Random Forest Tutorial¶
This tutorial walks through a Random Forest analysis and describes how to specify, run, and interpret Random Forest.
If you have never used H2O before, refer to the quick start guide for how to run H2O on your computer: Getting Started From a Downloaded Zip File.
Getting Started¶
This tutorial uses a publicly-available Internet ads data set that can be found at http://archive.ics.uci.edu/ml/machine-learning-databases/internet_ads/
The data are composed of 3279 observations, 1557 attributes, and an a priori grouping assignment. The objective is to build a prediction tool that predicts whether an object is an internet ad or not.
- From the drop-down Data menu, select Upload and use the uploader to upload data.
- The “Request Parse” page appears. If first row of the data set is a header, check the “header” checkbox. No other changes are required.
- Click Submit. Parsing data into H2O generates a .hex key (“data name.hex”).
Building a Model¶
After parsing the data, select either Random Forest or BigData Random Forest from the Build models using... links at the top of the page. Select Random Forest to create a SpeeDRF model for classification, or select BigData Random Forest a DRF model that can be either classification or regression.
- Once data are parsed a horizontal menu appears at the top of the screen that displays “Build model using ... ”. Select Random Forest here, or go to the drop-down Model menu and find Random Forest there.
- In the “source” field, enter the .hex key generated during data parsing.
- From the “response” drop-down list, select the column to use for the response variable.
- To exclude an attribute from tree building, select it in the “Ignored columns” section.
- (For BigData only)Check the “classification” checkbox to use classification or uncheck it to use regression.
- In the “ntrees” field, specify the number of trees to build (in this case, 150).
- Specify the number of features on which the trees will split in the “mtries” field. For this example, use 1000.
- Specify the maximum distance from root to terminal node in the “max depth” field. For the example, use the default values.
- Make a selection from the drop-down “select stat type” list to choose between split criteria. Entropy maximizes information gain, where Gini seeks to isolate the dominant category at each node. For this example, select Gini.
- To correct unbalanced data, use “balance classes” and “sampling strategy”. For this example, use the default values.
- Specify the proportion of observations sampled when building any given tree in the “sample rate” field. The omitted observations are run down the tree, and the classification error rate of that tree is estimated using the error rate from this holdout set.
RF Output¶
For a SpeeDRF model or BigData RF classification model, the RF output is a confusion matrix detailing the classification error rates for each level in the range of the target variable.

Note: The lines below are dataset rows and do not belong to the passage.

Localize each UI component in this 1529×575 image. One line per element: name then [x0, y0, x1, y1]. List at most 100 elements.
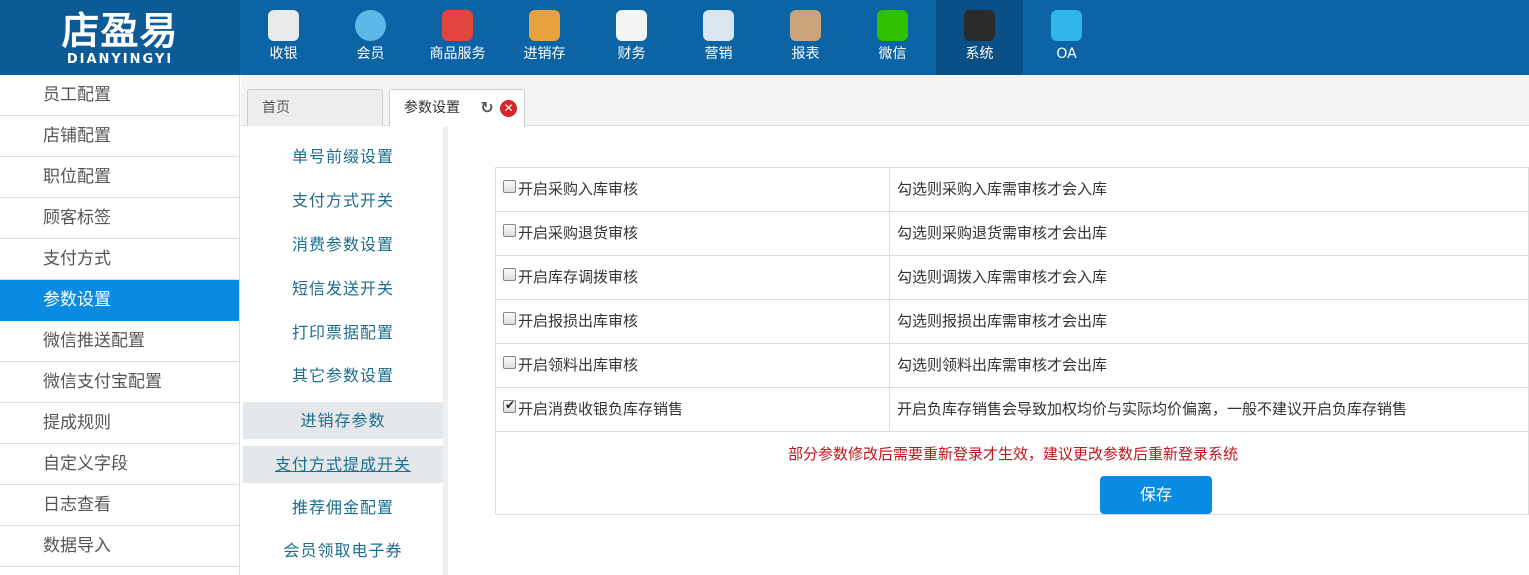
inventory-icon: [529, 10, 560, 41]
sidebar-item-position-config[interactable]: 职位配置: [0, 157, 239, 198]
sidebar-item-parameter-settings[interactable]: 参数设置: [0, 280, 239, 321]
nav-item-goods[interactable]: 商品服务: [414, 0, 501, 75]
logo-chinese: 店盈易: [61, 9, 179, 53]
tab-bar: 首页 参数设置 ↻ ✕: [241, 75, 1529, 127]
param-checkbox[interactable]: [503, 398, 516, 413]
sidebar-item-custom-fields[interactable]: 自定义字段: [0, 444, 239, 485]
table-row: 开启库存调拨审核 勾选则调拨入库需审核才会入库: [495, 255, 1529, 299]
param-description: 开启负库存销售会导致加权均价与实际均价偏离，一般不建议开启负库存销售: [897, 400, 1408, 418]
finance-icon: [616, 10, 647, 41]
submenu-item-referral-commission[interactable]: 推荐佣金配置: [243, 489, 443, 526]
sidebar-item-label: 店铺配置: [43, 126, 111, 146]
nav-item-marketing[interactable]: 营销: [675, 0, 762, 75]
sidebar-item-log-view[interactable]: 日志查看: [0, 485, 239, 526]
submenu-item-consumption-params[interactable]: 消费参数设置: [243, 226, 443, 263]
sidebar-item-label: 支付方式: [43, 249, 111, 269]
sidebar-item-label: 职位配置: [43, 167, 111, 187]
param-description: 勾选则报损出库需审核才会出库: [897, 312, 1108, 330]
nav-item-inventory[interactable]: 进销存: [501, 0, 588, 75]
nav-item-wechat[interactable]: 微信: [849, 0, 936, 75]
submenu-item-sms-switch[interactable]: 短信发送开关: [243, 270, 443, 307]
wechat-icon: [877, 10, 908, 41]
member-icon: [355, 10, 386, 41]
sidebar-item-wechat-alipay[interactable]: 微信支付宝配置: [0, 362, 239, 403]
param-cell: 开启领料出库审核: [496, 344, 890, 387]
param-description: 勾选则采购退货需审核才会出库: [897, 224, 1108, 242]
param-cell: 开启采购退货审核: [496, 212, 890, 255]
nav-label: OA: [1056, 46, 1077, 62]
tab-home[interactable]: 首页: [247, 89, 383, 126]
sidebar-item-commission-rules[interactable]: 提成规则: [0, 403, 239, 444]
submenu-item-payment-switch[interactable]: 支付方式开关: [243, 182, 443, 219]
sidebar-item-label: 微信支付宝配置: [43, 372, 162, 392]
nav-label: 财务: [617, 46, 646, 62]
sidebar-item-payment-methods[interactable]: 支付方式: [0, 239, 239, 280]
save-section: 部分参数修改后需要重新登录才生效，建议更改参数后重新登录系统 保存: [495, 431, 1529, 515]
param-checkbox[interactable]: [503, 268, 516, 281]
submenu-item-inventory-params[interactable]: 进销存参数: [243, 402, 443, 439]
cash-register-icon: [268, 10, 299, 41]
sidebar-item-label: 数据导入: [43, 536, 111, 556]
nav-label: 报表: [791, 46, 820, 62]
app-root: 店盈易 DIANYINGYI 收银 会员 商品服务 进销存 财务 营销 报表 微…: [0, 0, 1529, 575]
nav-item-system[interactable]: 系统: [936, 0, 1023, 75]
nav-item-oa[interactable]: OA: [1023, 0, 1110, 75]
logo-english: DIANYINGYI: [66, 52, 174, 67]
param-cell: 开启采购入库审核: [496, 168, 890, 211]
param-checkbox[interactable]: [503, 312, 516, 325]
nav-label: 系统: [965, 46, 994, 62]
relogin-notice: 部分参数修改后需要重新登录才生效，建议更改参数后重新登录系统: [787, 445, 1238, 463]
sidebar-item-label: 自定义字段: [43, 454, 128, 474]
desc-cell: 勾选则采购退货需审核才会出库: [890, 212, 1529, 255]
sidebar-item-customer-tags[interactable]: 顾客标签: [0, 198, 239, 239]
save-button[interactable]: 保存: [1100, 476, 1212, 514]
parameter-submenu: 单号前缀设置 支付方式开关 消费参数设置 短信发送开关 打印票据配置 其它参数设…: [241, 126, 448, 575]
nav-item-report[interactable]: 报表: [762, 0, 849, 75]
submenu-item-print-receipt[interactable]: 打印票据配置: [243, 314, 443, 351]
nav-item-finance[interactable]: 财务: [588, 0, 675, 75]
param-label: 开启采购退货审核: [518, 224, 639, 242]
nav-item-member[interactable]: 会员: [327, 0, 414, 75]
nav-item-cashier[interactable]: 收银: [240, 0, 327, 75]
refresh-icon[interactable]: ↻: [478, 99, 496, 117]
sidebar: 员工配置 店铺配置 职位配置 顾客标签 支付方式 参数设置 微信推送配置 微信支…: [0, 75, 240, 575]
report-icon: [790, 10, 821, 41]
param-cell: 开启消费收银负库存销售: [496, 388, 890, 431]
sidebar-item-store-config[interactable]: 店铺配置: [0, 116, 239, 157]
param-label: 开启采购入库审核: [518, 180, 639, 198]
submenu-item-other-params[interactable]: 其它参数设置: [243, 357, 443, 394]
monitor-icon: [964, 10, 995, 41]
oa-icon: [1051, 10, 1082, 41]
param-label: 开启消费收银负库存销售: [518, 400, 684, 418]
tab-label: 参数设置: [404, 100, 460, 116]
desc-cell: 开启负库存销售会导致加权均价与实际均价偏离，一般不建议开启负库存销售: [890, 388, 1529, 431]
sidebar-item-label: 顾客标签: [43, 208, 111, 228]
desc-cell: 勾选则调拨入库需审核才会入库: [890, 256, 1529, 299]
sidebar-item-wechat-push[interactable]: 微信推送配置: [0, 321, 239, 362]
nav-label: 会员: [356, 46, 385, 62]
param-checkbox[interactable]: [503, 180, 516, 193]
submenu-item-number-prefix[interactable]: 单号前缀设置: [243, 138, 443, 175]
param-checkbox[interactable]: [503, 224, 516, 237]
param-label: 开启领料出库审核: [518, 356, 639, 374]
param-description: 勾选则调拨入库需审核才会入库: [897, 268, 1108, 286]
sidebar-item-label: 提成规则: [43, 413, 111, 433]
sidebar-item-data-import[interactable]: 数据导入: [0, 526, 239, 567]
desc-cell: 勾选则领料出库需审核才会出库: [890, 344, 1529, 387]
nav-label: 微信: [878, 46, 907, 62]
param-cell: 开启库存调拨审核: [496, 256, 890, 299]
close-icon[interactable]: ✕: [500, 100, 517, 117]
submenu-item-member-coupon[interactable]: 会员领取电子券: [243, 532, 443, 569]
desc-cell: 勾选则采购入库需审核才会入库: [890, 168, 1529, 211]
param-checkbox[interactable]: [503, 356, 516, 369]
param-label: 开启报损出库审核: [518, 312, 639, 330]
tab-parameter-settings[interactable]: 参数设置 ↻ ✕: [389, 89, 525, 127]
tab-label: 首页: [262, 100, 290, 116]
param-cell: 开启报损出库审核: [496, 300, 890, 343]
sidebar-item-staff-config[interactable]: 员工配置: [0, 75, 239, 116]
submenu-scrollbar[interactable]: [443, 126, 448, 575]
goods-icon: [442, 10, 473, 41]
sidebar-item-label: 日志查看: [43, 495, 111, 515]
table-row: 开启报损出库审核 勾选则报损出库需审核才会出库: [495, 299, 1529, 343]
param-description: 勾选则采购入库需审核才会入库: [897, 180, 1108, 198]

In addition to the confusion matrix, the overall classification error, the number of trees, and data use descriptives are included in the output.
RF inspect also includes information about the specified tuning parameters at the top of RFView. To generate predictions for another dataset, click the “Score on dataset” link at the top of the page.
RF Predict¶
To generate a prediction, click the Score on dataset link at the top of the RFView page or go to the drop-down Score menu and select Predict.
The predict function requires a .hex key associated with a model. To find the .hex key, go to the drop-down Admin menu and select Jobs.
All jobs created in the current instance of H2O are listed here. Find the appropriate job (in this example, “Random Forest 150 Trees”). Save the associated key to clipboard, and paste it into the model key field on the “Request Generate Predictions” Page. Enter a .hex key associated with a parsed data set other than the one used to build the model.